In cells, p53 localizes in the nucleus, in which DNA, protein complexes, RNAs and multiple other types of biomolecules occupy up to 50% of the total volume. To mimic crowding, we employ Ficoll, a cross-linked polysaccharide. Although the fraction of the solution volume occupied by the crowder is representative of the intracellular environment, the distribution of the charges on the surface of the Ficoll molecules may diverge from that of densely charged molecules like DNA, RNA, and proteins. Hence the observed delay in fibril nucleation due to the segregation of Ficoll in the condensates may be specific to the selected crowder. It helped to elucidate a crucial aspect of the fibril nucleation mechanism, but it may be immaterial to intracellular p53 aggregation.

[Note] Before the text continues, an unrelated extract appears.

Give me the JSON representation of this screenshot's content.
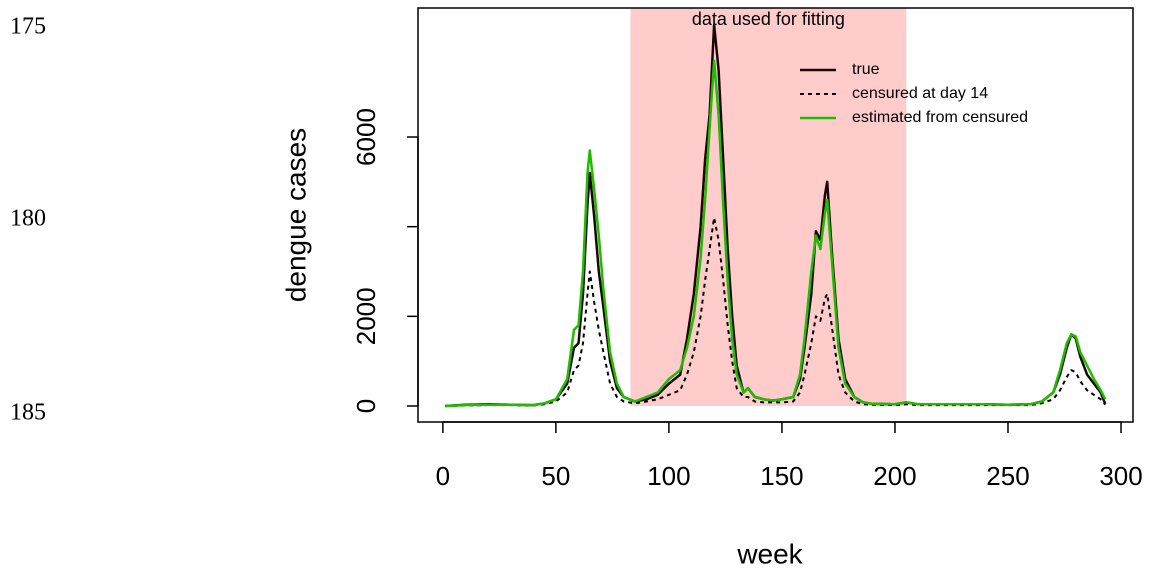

We demonstrate a dramatic boost in anomalous liquid volume induced by crowding, which may signify a strong correlation between macromolecular crowding and the rates and degree of p53 fibrillation in vivo. Such correlation provides a mechanistic link between the increase in cancer frequency and the decreases in cellular and tissue hydration in the aged (Hatters et al., 2002, Popkin et al., 2010). As the loss of cellular water is equivalent to a larger fraction of cellular volume occupied by macromolecules, our results suggest that accelerated p53 aggregation with advancing age is due to the increased macromolecular crowding.

Limitations of the Study

Our study clearly demonstrates the presence of dense liquid condensates in solutions of p53. These condensates exhibit several anomalous properties that distinguish them from the typical protein condensates, such as crystals, amyloid fibrils, and dense liquids. The anomalous properties of the condensates observed in p53 solutions highlight their similarity to the mesoscopic clusters observed in solutions of several proteins and studied in depth in the last 10 years owing to their role as precursors for the nucleation of ordered protein solids. Two behaviors distinguish the anomalous p53 condensates from the mesoscopic clusters: they form at concentrations lower by about 1,000× and they capture a significant fraction of the protein in the solution. We tentatively attributed these behaviors to the large disordered region of p53, but this correlation needs to be theoretically and experimentally examined.

The evidence that the anomalous p53 condensates host the nucleation of p53 amyloid fibrils, while solid, is indirect. Direct imaging, perhaps by liquid-phase electron microscopy, could provide definitive data.

Methods

All methods can be found in the accompanying Transparent Methods supplemental file.